Anyway, back to the parable. Along comes a Samaritan, a socially low and despised character, a disdained foreigner of a different religion. If ever there was anyone in the world that a Jewish person living in Judea back then could have felt superior to, felt morally justified in persecuting and despising, it was a Samaritan.
So this Samaritan saw the beaten and bloodied Jewish man lying in the road and “he was moved with compassion.” You know, compassion? Empathy? Those things Elon Musk laughingly refers to as “weakness”?
The Samaritan bandaged the man’s wounds, treating them with oil and wine, put the broken and beaten man on his own animal and took him to an inn. He gave the innkeeper two denarii to take care of the man and promised to pay any additional costs when he returned.

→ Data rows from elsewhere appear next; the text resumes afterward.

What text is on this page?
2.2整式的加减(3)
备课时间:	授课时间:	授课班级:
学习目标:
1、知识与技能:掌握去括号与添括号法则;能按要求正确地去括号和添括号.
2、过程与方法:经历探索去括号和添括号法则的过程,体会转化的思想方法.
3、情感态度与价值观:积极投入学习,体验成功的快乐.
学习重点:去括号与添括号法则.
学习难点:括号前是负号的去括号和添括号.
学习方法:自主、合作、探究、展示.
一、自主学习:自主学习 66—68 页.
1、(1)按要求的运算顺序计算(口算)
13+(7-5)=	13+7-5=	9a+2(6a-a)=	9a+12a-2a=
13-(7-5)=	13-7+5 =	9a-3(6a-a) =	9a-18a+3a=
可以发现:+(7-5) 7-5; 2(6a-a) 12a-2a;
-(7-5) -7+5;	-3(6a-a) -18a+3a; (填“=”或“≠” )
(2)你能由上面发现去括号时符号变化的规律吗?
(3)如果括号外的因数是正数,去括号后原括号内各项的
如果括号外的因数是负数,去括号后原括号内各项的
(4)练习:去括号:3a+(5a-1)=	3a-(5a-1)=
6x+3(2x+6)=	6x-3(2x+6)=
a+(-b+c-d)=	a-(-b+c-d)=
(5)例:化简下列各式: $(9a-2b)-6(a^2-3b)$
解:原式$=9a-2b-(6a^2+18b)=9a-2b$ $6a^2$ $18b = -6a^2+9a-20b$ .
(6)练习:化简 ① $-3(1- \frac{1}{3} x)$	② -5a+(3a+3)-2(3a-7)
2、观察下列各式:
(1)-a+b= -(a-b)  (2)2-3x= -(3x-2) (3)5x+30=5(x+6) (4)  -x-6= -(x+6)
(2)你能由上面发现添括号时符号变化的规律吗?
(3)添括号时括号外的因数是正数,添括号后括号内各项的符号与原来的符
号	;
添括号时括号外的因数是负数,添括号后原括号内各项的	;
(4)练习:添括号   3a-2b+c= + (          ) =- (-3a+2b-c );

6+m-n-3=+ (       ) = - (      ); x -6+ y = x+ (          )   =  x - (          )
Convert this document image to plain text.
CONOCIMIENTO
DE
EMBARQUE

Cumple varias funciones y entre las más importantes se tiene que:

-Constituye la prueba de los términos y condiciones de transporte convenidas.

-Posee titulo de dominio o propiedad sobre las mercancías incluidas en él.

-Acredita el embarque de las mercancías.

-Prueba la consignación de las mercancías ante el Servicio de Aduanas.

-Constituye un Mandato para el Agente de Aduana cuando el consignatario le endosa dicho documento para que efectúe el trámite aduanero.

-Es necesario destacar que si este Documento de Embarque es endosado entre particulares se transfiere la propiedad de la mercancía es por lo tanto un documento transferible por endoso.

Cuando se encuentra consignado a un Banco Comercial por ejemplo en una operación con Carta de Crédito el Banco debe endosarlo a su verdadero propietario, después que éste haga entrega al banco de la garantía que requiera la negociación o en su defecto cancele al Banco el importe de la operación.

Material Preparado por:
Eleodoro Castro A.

Notice the Samaritan didn’t worry about the identity of the man. Didn’t apply any purity tests. Never asked the man his religion, his politics or his social status before helping him. Made no mention of the colour of his skin. Never wondered if the man would be able to pay him back. The Samaritan was “filled with compassion” and did everything in his power to help the man, asking nothing in return.
So Jesus kind of flips the question. The subject becomes the object. The easy answer to the question “who is my neighbour” is “everyone.” The real question is are you worthy to be called a neighbour? Can you justify the cross you so publicly — and frankly arrogantly — wear?
I cannot reconcile the claims of today’s evangelicals with the book they pretend to read and revere. Maybe they should check it out. They might just discover exactly how woke, how downright DEI, Jesus, their purported “saviour,” actually was.

Robert Harrington is an American expat living in Britain. He is a portrait painter.